Wissenschaftler messen einander oft sehr oberflächlich an der Anzahl ihrer Publikationen. Seltener wird zusätzlich auf die Qualität der Zeitschrift geachtet, den Inhalt nimmt eigentlich kaum einer mehr zur Kenntnis. Um wirklich Jedem zu ermöglichen bei diesem Rattenrennen gut auszusehen, haben drei Studenten des MIT einen Artikel-Erzeuger geschrieben. Zweck der Software ist es, möglichst viele sinnfreie Diskussionspapiere zu erstellen, die hochwissenschaftlich aussehen. Erste Erfolge beim Einreichen auf einer Konferenz haben die drei schon erzielt, was deutliche Defizite des Gradmessers "Anzahl der Publikationen" offenbart.
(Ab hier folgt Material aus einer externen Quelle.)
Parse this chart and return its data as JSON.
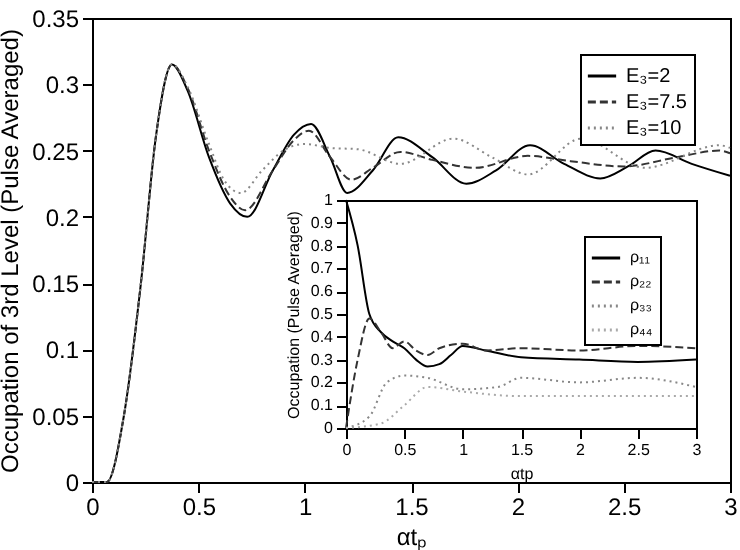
{
  "chart_data": [
    {
      "type": "line",
      "xlabel": "αtₚ",
      "ylabel": "Occupation of 3rd Level (Pulse Averaged)",
      "xlim": [
        0,
        3
      ],
      "xticks": [
        0,
        0.5,
        1,
        1.5,
        2,
        2.5,
        3
      ],
      "ylim": [
        0,
        0.35
      ],
      "yticks": [
        0,
        0.05,
        0.1,
        0.15,
        0.2,
        0.25,
        0.3,
        0.35
      ],
      "grid": false,
      "legend": "top right",
      "series": [
        {
          "name": "E₃=2",
          "color": "#000000",
          "line_style": "solid",
          "x": [
            0,
            0.07,
            0.15,
            0.23,
            0.3,
            0.376,
            0.45,
            0.55,
            0.65,
            0.73,
            0.85,
            0.95,
            1.03,
            1.12,
            1.2,
            1.32,
            1.44,
            1.6,
            1.76,
            1.9,
            2.06,
            2.22,
            2.39,
            2.52,
            2.65,
            2.82,
            3
          ],
          "values": [
            0,
            0,
            0.05,
            0.15,
            0.26,
            0.315,
            0.295,
            0.245,
            0.21,
            0.2,
            0.235,
            0.262,
            0.27,
            0.245,
            0.218,
            0.235,
            0.26,
            0.245,
            0.225,
            0.235,
            0.254,
            0.24,
            0.229,
            0.238,
            0.25,
            0.24,
            0.231
          ]
        },
        {
          "name": "E₃=7.5",
          "color": "#333333",
          "line_style": "dashed",
          "x": [
            0,
            0.07,
            0.15,
            0.23,
            0.3,
            0.376,
            0.45,
            0.55,
            0.65,
            0.72,
            0.85,
            0.95,
            1.02,
            1.12,
            1.22,
            1.32,
            1.45,
            1.6,
            1.8,
            2.05,
            2.25,
            2.5,
            2.75,
            2.95,
            3
          ],
          "values": [
            0,
            0,
            0.05,
            0.15,
            0.26,
            0.315,
            0.297,
            0.25,
            0.215,
            0.205,
            0.235,
            0.258,
            0.265,
            0.245,
            0.228,
            0.237,
            0.249,
            0.243,
            0.237,
            0.246,
            0.242,
            0.238,
            0.245,
            0.25,
            0.248
          ]
        },
        {
          "name": "E₃=10",
          "color": "#888888",
          "line_style": "dotted",
          "x": [
            0,
            0.07,
            0.15,
            0.23,
            0.3,
            0.376,
            0.45,
            0.55,
            0.62,
            0.7,
            0.8,
            0.9,
            1.0,
            1.12,
            1.25,
            1.45,
            1.7,
            1.88,
            2.05,
            2.3,
            2.6,
            2.95,
            3
          ],
          "values": [
            0,
            0,
            0.05,
            0.15,
            0.26,
            0.315,
            0.298,
            0.255,
            0.228,
            0.218,
            0.235,
            0.25,
            0.255,
            0.252,
            0.251,
            0.24,
            0.259,
            0.245,
            0.232,
            0.259,
            0.237,
            0.254,
            0.252
          ]
        }
      ]
    },
    {
      "type": "line",
      "xlabel": "αtp",
      "ylabel": "Occupation (Pulse Averaged)",
      "xlim": [
        0,
        3
      ],
      "xticks": [
        0,
        0.5,
        1,
        1.5,
        2,
        2.5,
        3
      ],
      "ylim": [
        0,
        1
      ],
      "yticks": [
        0,
        0.1,
        0.2,
        0.3,
        0.4,
        0.5,
        0.6,
        0.7,
        0.8,
        0.9,
        1
      ],
      "grid": false,
      "legend": "top right",
      "series": [
        {
          "name": "ρ₁₁",
          "color": "#000000",
          "line_style": "solid",
          "x": [
            0,
            0.1,
            0.2,
            0.3,
            0.4,
            0.5,
            0.6,
            0.7,
            0.8,
            0.9,
            1,
            1.2,
            1.5,
            2,
            2.5,
            3
          ],
          "values": [
            1,
            0.8,
            0.5,
            0.42,
            0.38,
            0.35,
            0.3,
            0.27,
            0.28,
            0.32,
            0.36,
            0.34,
            0.31,
            0.3,
            0.29,
            0.3
          ]
        },
        {
          "name": "ρ₂₂",
          "color": "#333333",
          "line_style": "dashed",
          "x": [
            0,
            0.1,
            0.2,
            0.3,
            0.4,
            0.5,
            0.6,
            0.7,
            0.8,
            1,
            1.2,
            1.5,
            2,
            2.5,
            3
          ],
          "values": [
            0,
            0.3,
            0.48,
            0.42,
            0.35,
            0.38,
            0.34,
            0.32,
            0.35,
            0.37,
            0.34,
            0.35,
            0.34,
            0.36,
            0.35
          ]
        },
        {
          "name": "ρ₃₃",
          "color": "#888888",
          "line_style": "dotted",
          "x": [
            0,
            0.2,
            0.35,
            0.5,
            0.7,
            1,
            1.3,
            1.5,
            2,
            2.5,
            3
          ],
          "values": [
            0,
            0.05,
            0.2,
            0.23,
            0.22,
            0.17,
            0.18,
            0.22,
            0.2,
            0.22,
            0.18
          ]
        },
        {
          "name": "ρ₄₄",
          "color": "#aaaaaa",
          "line_style": "dotted",
          "x": [
            0,
            0.3,
            0.5,
            0.7,
            1,
            1.5,
            2,
            2.5,
            3
          ],
          "values": [
            0,
            0.02,
            0.1,
            0.18,
            0.16,
            0.14,
            0.14,
            0.14,
            0.14
          ]
        }
      ]
    }
  ]
}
Ein Amerikaner in Nordkorea

In den sechziger Jahren, auf dem Höhepunkt des Kalten Krieges, desertierte der US-Amerikaner Joseph Dresnok von seinem Posten in Südkorea in den kommunistischen Norden. Dresnok lebt seitdem in Nordkorea. Crossing the line ist eine faszinierende BBC-Dokumentation über diese unglaubliche Lebensgeschichte, bei der man zudem sehr viel über das bisher abgeschottete Reich erfährt.

Flugverkehr in der Welt (von Economist.com)

Here is a video simulation of 24 hours of air transport over the Earth. YouTube's version is below, or there's a version with better resolution.

Man erkennt sehr schön an dieser Simulation, wo die wirtschaftlichen Machtzentren der Welt sind: Nordamerika, Europa und die Pazifikküste Chinas. Es gibt fast keinen Flugverkehr zwischen Südamerika und Afrika...

Tufte über PowerPoint, Cleveland über quantitative Darstellung

Eduard Tufte ist ein emeritierter amerikanischer Professor, der inzwischen Weltruhm für seine Arbeiten zur Darstellung quantitativer Information erlangt hat. Tufte ist der Meinung, dass die BWL-Allzweckwaffe PowerPoint zur Präsentation von Informationen völlig ungeeignet ist, weil die Auflösung des Programmes und die damit verbundene Informationendichte zu gering sind. Er hat seine sehr überzeugenden Argumente in einem Essay zusammengefasst.

Während sich Tufte zu allen Facetten der Darstellung von Informationen äußert, konzentriert sich William Cleveland in seinem Buch Elements of Graphing Data ausschließlich auf die Frage, wie man Zahlenkolonnen grafisch abbilden kann. Manchmal widersprechen sich beide Autoren, lesenswert sind sie beide in jedem Fall.

Abbott über "Ziele der Ausbildung"

Um an einer amerikanischen Universität zu studieren, muss man typischerweise ein strenges Auswahlverfahren absolvieren. Nur den Besten gelingt es, an einer Eliteuniversität wie der University of Chicago zu studieren. Hat man allerdings die Zulassung, dann ist der weitere Lebensweg vorgezeichnet: Praktisch jeder Student erreicht den Abschluss, zudem dürfen die Abschlussnoten oft aus Datenschutzgründen (!) potentiellen Arbeitgebern nicht mitgeteilt werden. Es stellt sich daher die Frage, weshalb man sich nach erfolgreicher Aufnahmeprüfung während des Studiums überhaupt anstrengen sollte. Andrew Abbott, ein Professor der University of Chicago, hat in der traditionellen Begrüßungsrede für Erstsemester auf diese Frage eine überzeugende Antwort gegeben. Sie finden diese Rede auf den Seiten der University of Chicago.